Despite advantages like fuel savings and emissions, the cost of actually implementing hybrid technology still may seem like a huge risk. Why should maintenance managers choose hybrid technology over other options?
“The best part about hybrid technology is that it is an incremental step forward in solidly based existing science. If you have been on a cruise ship, you know that the propellers are turned by a big electric motor whose power is generated by a diesel power plant-the ultimate hybrid. We have known for years that locomotives are run the same way,” says Survant.
The urgency to replace vehicles now is because “Most large fleets, who are huge users of fuel, only replace a relatively small portion of their equipment annually. So, in 2007, Survant says, when I start to buy the new generation engine, which of course I can use in front of my hybrid drivetrain, I will only have about 10 percent of my existing fleet replaced in a given year.

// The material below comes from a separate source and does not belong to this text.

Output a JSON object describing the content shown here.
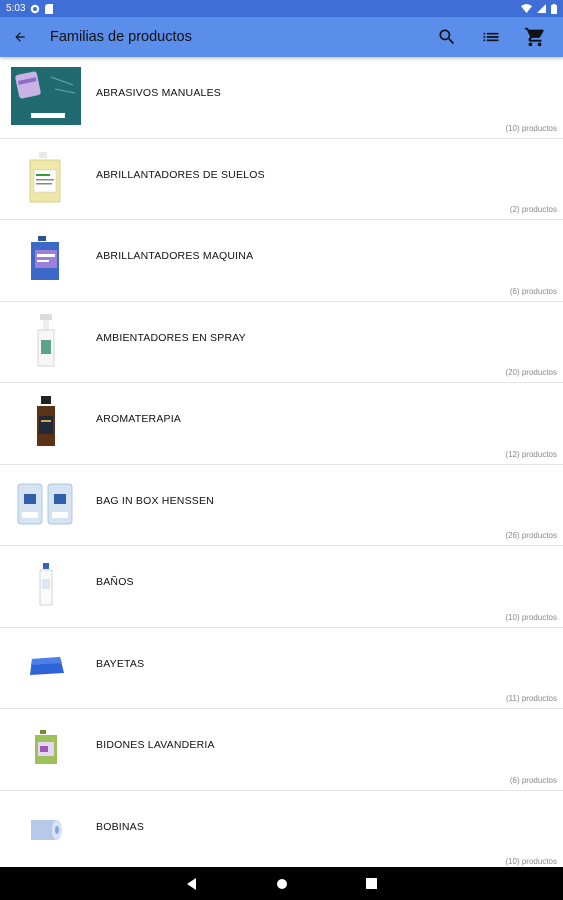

“It will be three years, or 2010, before I will get a meaningful number of these units in service. This means that we are looking at five years from now before I will get any real noticeable change in my fleet exhaust profile–that’s a long time to wait before we see a change. If we wait for fuel cells, how much more time will we burn up in anticipation,” Survant says.

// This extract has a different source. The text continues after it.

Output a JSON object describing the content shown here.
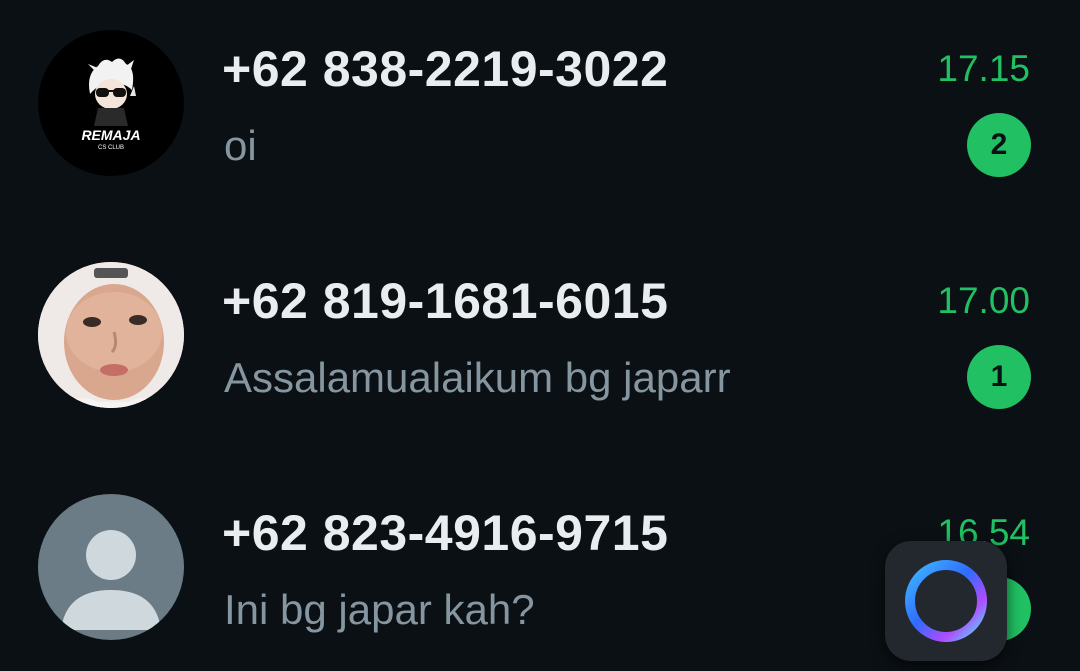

“Always the problems we have had with alternative fuel vehicles, they have been a trade off between payload and range.” Survant says referring to Ford Crown Victorias bought in California to convert to compressed natural gas (CNG).
“We had to give up pay load to get enough range to be useful for the drivers. We not only had to put a CNG tank under the vehicle, but also in the trunk. So, ordinarily a large car with a generous trunk shrunk to what would comfortably fit a set of golf clubs. This meant shorter range, but with an excellent payload. That means more fill ups and more infrastructure necessary.
“One of the things we like with the hybrid technology over a traditional all electric approach is that the truck can be refueled anywhere. The infrastructure to support the truck is offered all over the country and we can continue to push payload from the Florida keys to Alaska without waiting for an infrastructure that isn’t available today,” Survant says.
“Generally speaking, the hybrid drivetrain could be made into a fuel cell with just the same ease of effort that we made an internal combustion engine with the hybrid drivetrain,” Survant says. “So, the hybrid technology has the promise to evolve with us as our engine technology evolves. In addition to having multiple advantages, hybrid technology has potential to evolve with the engines and drivetrains and with sources of fuel.
“If you really had a passion to put a Cummins Westport diesel in front of this hybrid package, I suppose that this would be just as viable as a standard off the shelf diesel package-just more expensive,” he says.
AIR OF EXCITEMENT
“We really feel like the technology is an integral part of being able to serve our customers here in Florida because the working trucks that restore the power are the heart of our business,” Survant says.
“One of the problems with other alternative fuel choices in the past has been that they have been one-dimensional choices in the fact that I could get one engine designed by one manufacturer or worse case, two engines from one manufacturer, and I was locked into a very specific drivetrain and drivetrain assembly and infrastructure.
“Our whole effort with these hybrids revolves around three very simple concepts. This is an adaptation of well developed technology, it is something we can do to make a real change right now, and it allows us to address several dimensions of a broader problem all at once-it makes for a compelling story,” he says.